Last week, Fandor introduced FIXShorts and the five films featured within the new initiative: David Schendel’s Dead Ink Archive, Ben Russell’s He Who Eats Children, Maximón Monihan’s Sea to Shining Sea, Maya Erdelyi’s Anyuka, and Lori Felker’s Discontinuity. Fandor is offering a platform for promotion and to contribute 50 percent to each film’s budget, beyond the initial $5,000 fundraising goal. Vimeo also did something similar last year with its Vimeo On Demand platform, offering $10 million to filmmakers producing original content for the site. In the last year, Vimeo picked up docs like The Internet’s Own Boy and found acclaim with original series High Maintenance. In January, it partnered with Indiegogo.
Amanda Salazar, Fandor’s partner relations manager, says the move toward original content was one of the components of the FIX initiative.
“We really kind of came around this idea of, if we were to move into original content, what would be the best way to do that?” she told the Daily Dot. “In a way where the filmmaker has creative control and we’re not looking to have them make a certain kind of film. … The crowdfunding piece was so important to it because we’re not a leader in the original content space, so that’s not really what Fandor’s trying to be. We just really want to work with the filmmakers we have relationships with and allow them to make original work that they want to make.”

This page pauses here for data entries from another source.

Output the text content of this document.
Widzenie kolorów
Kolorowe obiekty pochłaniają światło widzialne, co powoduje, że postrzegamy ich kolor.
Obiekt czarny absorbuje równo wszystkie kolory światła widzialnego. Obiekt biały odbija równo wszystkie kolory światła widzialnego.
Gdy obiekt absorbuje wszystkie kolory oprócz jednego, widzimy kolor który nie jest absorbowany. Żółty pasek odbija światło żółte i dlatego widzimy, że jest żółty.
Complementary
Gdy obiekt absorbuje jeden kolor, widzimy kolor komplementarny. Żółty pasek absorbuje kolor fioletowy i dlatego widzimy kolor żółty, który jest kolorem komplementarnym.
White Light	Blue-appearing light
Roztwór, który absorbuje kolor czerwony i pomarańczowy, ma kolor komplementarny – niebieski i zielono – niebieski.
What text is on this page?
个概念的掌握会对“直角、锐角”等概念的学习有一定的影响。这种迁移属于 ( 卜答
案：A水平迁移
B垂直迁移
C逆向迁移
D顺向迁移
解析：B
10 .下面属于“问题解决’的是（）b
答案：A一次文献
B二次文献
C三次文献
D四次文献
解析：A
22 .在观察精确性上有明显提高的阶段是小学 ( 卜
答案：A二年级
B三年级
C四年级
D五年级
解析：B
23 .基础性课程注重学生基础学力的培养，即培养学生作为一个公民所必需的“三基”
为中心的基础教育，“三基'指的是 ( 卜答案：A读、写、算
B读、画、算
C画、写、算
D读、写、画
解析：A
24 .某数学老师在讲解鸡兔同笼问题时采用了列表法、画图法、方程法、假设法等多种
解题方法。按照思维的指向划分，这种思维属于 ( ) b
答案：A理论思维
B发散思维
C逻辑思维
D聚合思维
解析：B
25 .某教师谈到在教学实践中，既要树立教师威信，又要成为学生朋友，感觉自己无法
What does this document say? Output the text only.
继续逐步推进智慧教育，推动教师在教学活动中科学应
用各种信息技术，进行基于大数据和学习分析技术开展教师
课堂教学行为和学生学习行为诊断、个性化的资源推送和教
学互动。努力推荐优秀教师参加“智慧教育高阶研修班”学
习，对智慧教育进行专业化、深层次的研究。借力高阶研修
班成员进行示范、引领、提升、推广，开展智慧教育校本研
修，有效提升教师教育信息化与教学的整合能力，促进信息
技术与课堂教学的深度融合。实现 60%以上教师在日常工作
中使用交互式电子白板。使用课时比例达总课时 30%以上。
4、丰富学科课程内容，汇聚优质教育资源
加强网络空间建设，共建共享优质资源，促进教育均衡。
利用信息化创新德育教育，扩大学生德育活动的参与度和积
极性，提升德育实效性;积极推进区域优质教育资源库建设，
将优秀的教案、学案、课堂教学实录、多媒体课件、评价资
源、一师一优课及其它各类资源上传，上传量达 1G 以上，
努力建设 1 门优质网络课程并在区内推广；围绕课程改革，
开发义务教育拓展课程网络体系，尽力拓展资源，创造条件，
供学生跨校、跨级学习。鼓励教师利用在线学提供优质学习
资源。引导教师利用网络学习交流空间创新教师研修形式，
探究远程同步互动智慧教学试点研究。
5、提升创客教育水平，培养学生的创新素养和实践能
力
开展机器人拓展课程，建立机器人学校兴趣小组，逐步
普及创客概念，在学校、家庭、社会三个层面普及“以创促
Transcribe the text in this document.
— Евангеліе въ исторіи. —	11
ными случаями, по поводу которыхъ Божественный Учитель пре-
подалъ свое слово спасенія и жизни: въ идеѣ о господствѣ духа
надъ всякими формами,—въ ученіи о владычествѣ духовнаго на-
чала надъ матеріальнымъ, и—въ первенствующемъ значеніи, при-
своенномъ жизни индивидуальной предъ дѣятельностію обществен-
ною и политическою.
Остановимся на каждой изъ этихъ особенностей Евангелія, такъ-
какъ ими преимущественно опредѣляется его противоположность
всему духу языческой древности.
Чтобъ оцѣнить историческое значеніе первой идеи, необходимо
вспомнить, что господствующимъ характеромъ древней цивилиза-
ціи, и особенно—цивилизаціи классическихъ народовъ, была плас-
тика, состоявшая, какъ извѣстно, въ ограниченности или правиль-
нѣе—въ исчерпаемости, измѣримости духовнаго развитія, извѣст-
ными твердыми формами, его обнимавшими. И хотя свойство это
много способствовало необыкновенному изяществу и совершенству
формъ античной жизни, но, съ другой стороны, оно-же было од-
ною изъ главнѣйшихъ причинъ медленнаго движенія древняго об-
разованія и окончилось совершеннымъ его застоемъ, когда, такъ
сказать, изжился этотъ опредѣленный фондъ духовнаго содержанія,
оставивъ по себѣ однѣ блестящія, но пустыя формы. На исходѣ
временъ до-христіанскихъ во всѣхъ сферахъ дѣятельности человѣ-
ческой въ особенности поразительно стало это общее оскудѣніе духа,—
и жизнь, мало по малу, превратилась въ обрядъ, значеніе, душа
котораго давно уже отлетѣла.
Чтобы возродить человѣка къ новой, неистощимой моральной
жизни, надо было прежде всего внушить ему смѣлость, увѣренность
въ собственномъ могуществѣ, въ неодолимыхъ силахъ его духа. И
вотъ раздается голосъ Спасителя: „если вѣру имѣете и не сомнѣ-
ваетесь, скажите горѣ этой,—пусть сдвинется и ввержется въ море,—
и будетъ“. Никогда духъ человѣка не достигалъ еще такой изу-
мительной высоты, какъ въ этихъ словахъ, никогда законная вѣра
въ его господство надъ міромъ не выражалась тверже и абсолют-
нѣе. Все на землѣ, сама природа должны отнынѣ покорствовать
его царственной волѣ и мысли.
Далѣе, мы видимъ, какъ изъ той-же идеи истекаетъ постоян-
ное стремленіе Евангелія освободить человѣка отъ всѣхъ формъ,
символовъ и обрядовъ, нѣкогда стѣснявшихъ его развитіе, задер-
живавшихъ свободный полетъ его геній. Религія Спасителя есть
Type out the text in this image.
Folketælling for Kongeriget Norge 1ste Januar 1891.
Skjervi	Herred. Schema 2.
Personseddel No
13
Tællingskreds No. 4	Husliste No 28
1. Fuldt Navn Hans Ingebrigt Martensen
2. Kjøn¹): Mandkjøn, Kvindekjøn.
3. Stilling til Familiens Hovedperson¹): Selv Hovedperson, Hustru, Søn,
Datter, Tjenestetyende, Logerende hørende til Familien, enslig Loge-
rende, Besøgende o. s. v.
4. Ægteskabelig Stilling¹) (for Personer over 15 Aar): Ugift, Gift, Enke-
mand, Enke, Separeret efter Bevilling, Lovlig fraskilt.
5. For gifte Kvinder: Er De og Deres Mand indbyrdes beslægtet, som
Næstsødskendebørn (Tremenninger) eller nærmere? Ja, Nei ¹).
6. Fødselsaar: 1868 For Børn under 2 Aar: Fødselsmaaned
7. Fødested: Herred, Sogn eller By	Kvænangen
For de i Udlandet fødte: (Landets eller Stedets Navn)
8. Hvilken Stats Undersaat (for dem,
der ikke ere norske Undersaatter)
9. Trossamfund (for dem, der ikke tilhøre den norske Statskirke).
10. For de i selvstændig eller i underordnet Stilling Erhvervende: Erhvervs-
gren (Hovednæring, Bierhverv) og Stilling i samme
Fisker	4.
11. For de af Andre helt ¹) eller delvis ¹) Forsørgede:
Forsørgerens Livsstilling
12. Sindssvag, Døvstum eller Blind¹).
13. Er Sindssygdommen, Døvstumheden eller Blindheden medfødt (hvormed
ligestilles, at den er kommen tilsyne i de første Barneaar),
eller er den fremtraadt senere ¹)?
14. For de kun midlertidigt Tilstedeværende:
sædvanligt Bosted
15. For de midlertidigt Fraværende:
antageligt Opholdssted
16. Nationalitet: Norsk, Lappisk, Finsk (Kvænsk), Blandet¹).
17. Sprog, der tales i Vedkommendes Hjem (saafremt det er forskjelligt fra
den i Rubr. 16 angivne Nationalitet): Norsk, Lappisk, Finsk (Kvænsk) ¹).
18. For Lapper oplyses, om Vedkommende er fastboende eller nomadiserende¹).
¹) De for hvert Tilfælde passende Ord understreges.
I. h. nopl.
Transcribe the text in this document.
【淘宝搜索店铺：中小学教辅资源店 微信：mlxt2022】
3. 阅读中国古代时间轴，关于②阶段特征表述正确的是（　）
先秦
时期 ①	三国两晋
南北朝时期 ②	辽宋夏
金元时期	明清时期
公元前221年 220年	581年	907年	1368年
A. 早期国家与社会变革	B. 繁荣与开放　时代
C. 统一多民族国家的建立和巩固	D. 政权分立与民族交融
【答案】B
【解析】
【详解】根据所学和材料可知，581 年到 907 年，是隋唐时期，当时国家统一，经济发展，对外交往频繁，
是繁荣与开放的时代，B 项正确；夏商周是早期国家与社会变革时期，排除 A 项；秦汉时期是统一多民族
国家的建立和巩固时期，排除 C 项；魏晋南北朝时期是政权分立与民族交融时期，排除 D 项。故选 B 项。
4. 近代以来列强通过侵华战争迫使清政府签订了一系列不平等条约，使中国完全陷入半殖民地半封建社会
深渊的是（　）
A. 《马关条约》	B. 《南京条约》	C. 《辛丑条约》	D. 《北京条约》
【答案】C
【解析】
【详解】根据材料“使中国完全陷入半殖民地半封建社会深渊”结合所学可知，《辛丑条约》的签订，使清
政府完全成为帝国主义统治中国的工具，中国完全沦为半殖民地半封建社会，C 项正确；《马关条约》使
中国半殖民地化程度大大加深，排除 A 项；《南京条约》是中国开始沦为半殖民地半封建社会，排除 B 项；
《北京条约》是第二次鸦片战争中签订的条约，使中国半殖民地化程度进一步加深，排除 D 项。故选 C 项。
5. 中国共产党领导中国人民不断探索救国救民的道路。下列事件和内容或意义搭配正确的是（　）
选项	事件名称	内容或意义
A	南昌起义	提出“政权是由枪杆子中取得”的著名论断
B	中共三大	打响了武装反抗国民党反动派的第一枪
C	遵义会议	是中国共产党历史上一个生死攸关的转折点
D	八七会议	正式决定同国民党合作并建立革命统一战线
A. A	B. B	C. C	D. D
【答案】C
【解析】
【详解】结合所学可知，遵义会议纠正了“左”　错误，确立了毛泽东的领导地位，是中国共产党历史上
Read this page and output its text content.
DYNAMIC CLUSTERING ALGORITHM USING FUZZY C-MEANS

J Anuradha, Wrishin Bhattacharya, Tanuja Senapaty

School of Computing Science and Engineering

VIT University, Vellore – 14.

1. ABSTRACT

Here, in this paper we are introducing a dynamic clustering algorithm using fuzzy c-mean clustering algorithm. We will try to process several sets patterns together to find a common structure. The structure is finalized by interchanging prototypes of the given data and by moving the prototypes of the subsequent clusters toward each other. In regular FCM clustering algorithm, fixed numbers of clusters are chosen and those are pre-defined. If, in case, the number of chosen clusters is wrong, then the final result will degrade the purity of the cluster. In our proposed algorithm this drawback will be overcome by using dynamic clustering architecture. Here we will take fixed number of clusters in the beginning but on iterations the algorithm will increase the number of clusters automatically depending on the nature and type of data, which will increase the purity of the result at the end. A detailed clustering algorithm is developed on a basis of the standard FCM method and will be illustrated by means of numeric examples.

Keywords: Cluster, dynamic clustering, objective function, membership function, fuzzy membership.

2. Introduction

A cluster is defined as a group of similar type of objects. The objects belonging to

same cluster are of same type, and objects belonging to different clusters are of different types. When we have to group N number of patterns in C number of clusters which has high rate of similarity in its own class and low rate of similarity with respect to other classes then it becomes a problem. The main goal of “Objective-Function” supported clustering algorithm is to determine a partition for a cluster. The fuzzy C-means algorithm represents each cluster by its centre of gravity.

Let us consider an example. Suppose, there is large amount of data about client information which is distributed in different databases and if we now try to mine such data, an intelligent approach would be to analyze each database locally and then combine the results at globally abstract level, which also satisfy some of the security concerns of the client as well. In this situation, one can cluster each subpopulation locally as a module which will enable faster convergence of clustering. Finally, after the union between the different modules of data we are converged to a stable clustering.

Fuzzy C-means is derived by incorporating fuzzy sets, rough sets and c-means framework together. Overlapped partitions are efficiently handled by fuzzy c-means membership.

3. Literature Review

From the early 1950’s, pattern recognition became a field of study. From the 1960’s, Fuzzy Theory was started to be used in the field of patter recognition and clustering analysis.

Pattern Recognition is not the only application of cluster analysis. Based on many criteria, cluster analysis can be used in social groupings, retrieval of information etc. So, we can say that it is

While Fandor isn’t diving into original series just yet, all the filmmakers in the Kickstarter initiative have other content on the site. Monihan is responsible for The Rise and Fall of the Dix, one of the best music docs you’ve never heard of. Erdelyi’s animated Pareidolia is an evocative animated short that explores her “great-grandmother’s miraculous survival of a mass killing by Hungarian Nazis along the banks of the Danube in 1944.” Felker’s other Fandor shorts include Broken News, a sleep-deprived dream sequence disguised as a breaking news report.
The films, when completed, with live exclusively on Fandor for three months, then the filmmakers have the option to promote however they choose.
“As we continue to build out the library, it really is trying to create a sense of community within the cinephile community,” Salazar explained. “Which is where FIX came about. It’s not just a filmmaker submitting a film or licensing a film to us and then, ‘OK, great, here’s your contract. We’re done.’ It’s, ‘Let’s work together on your next project.’
“It’s really about creating context, whether it’s Keyframe, our online magazine, or just providing all the different layers to each film. … It’s going a little bit deeper and maybe getting to know the filmmaker a little bit better or getting their recommendations for films, then connecting with a community of users as well. It’s an ecosystem, really, completing the circle within the digital world.”
Salazar suggests that Fandor’s “filling a void” with its curated content, and brings up connection and community frequently during our conversation. Chris Kelly, Fandor’s current interim CEO, was Facebook’s first attorney and also served as its chief privacy officer. Fandor’s used Facebook to engage and start discussion around its films.
“As a marketing platform, Facebook has proven to be an effective way for us to connect to film enthusiasts generally as well as to affinity groups such as Charlie Chaplin fans,” said Fandor’s Chief Marketing Officer Robin Harper. “We also allow people to create Fandor accounts with their Facebook login for convenience and to share movie recommendations through their Facebook feeds.”
The feel is a little more personal than Netflix, and this plays into Fandor’s business model to connect and build. Salazar relates that 50 percent of subscriber revenue goes back to Fandor’s filmmaking and distribution partners. The Kickstarter project is just one more way to let users donate to and support art that speaks to them, and Fandor plans to do another Kickstarter round in September.
“This is not about Fandor owning this original content,” Salazar said. “This is about the filmmakers being able to have creative freedom to do what they want.”